Attorno alla sottomissione e al piacere che può derivarne Polanski sviluppa una serie di declinazioni saldamente incardinate al rapporto sadomasochista intercorrente per definizione tra regista e attori. Suggestioni che, attraverso la finzione della messa in scena della sensualità e del dominio, sottolineano l'ambiguità dei ruoli che le convenzioni sociali hanno assegnato all'Uomo e alla Donna. La borsa di Vanda è la borsa di Mary Poppins, è la valigia dell'attore. Ma inesorabilmente concreta è l'azione della donna finalizzata ad avvolgere l'uomo nel suo disegno. E' il bagaglio di vita vissuta di Polanski a emergere in controluce dietro le reazioni altalenanti del suo alter ego. Seigner con grande smalto rende via via indecifrabile la vera natura di Vanda facendoci entrare, uscire e poi di nuovo rientrare nella sua strategia per ottenere la parte. Semina indizi, salvo poi camuffarli.
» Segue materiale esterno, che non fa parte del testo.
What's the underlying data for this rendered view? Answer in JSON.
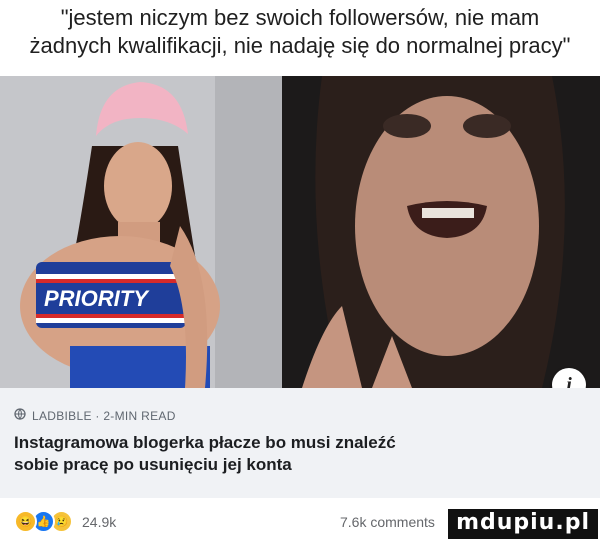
{
  "caption": {
    "line1": "\"jestem niczym bez swoich followersów, nie mam",
    "line2": "żadnych kwalifikacji, nie nadaję się do normalnej pracy\""
  },
  "left_photo": {
    "shirt_text": "PRIORITY",
    "bg_color": "#c7c8cc",
    "hat_color": "#f2b4c4",
    "top_color": "#1f3e9a"
  },
  "right_photo": {
    "bg_color": "#1c1a1a"
  },
  "info_badge": "i",
  "link_card": {
    "source": "LADBIBLE · 2-MIN READ",
    "headline_line1": "Instagramowa blogerka płacze bo musi znaleźć",
    "headline_line2": "sobie pracę po usunięciu jej konta"
  },
  "stats": {
    "reaction_count": "24.9k",
    "comments": "7.6k comments",
    "reactions": [
      "haha",
      "like",
      "sad"
    ]
  },
  "watermark": "mdupiu.pl",
  "icons": {
    "globe": "globe-icon",
    "haha": "haha-reaction-icon",
    "like": "like-reaction-icon",
    "sad": "sad-reaction-icon"
  }
}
Camuffandosi lei stessa, reinventandosi e spiazzandoci, proprio come accade al regista (quello vero...? quello che vediamo nel film...? a chi appartengono quelle idiosincrasie...?). Nessun tempo morto, nessuna sbavatura, un gioco di incastri per un meccanismo di precisione a tempo. Un dispositivo per stimolare riflessioni sull'eterna e irrisolvibile questione della parità dei sessi. Ironico e sensuale, sofisticato e beffardo, esercizio di intelligenza e di stile. Un prisma che scompone il fascio di luce generato da un' intrusione improvvisa e intrigante nei colori che compongono la complessità dell'incertezza dell'animo umano.

Eternamente in bilico tra pulsione al dominio e all'essere dominato. Talvolta pericolosamente esposta ad atti di sabotaggio.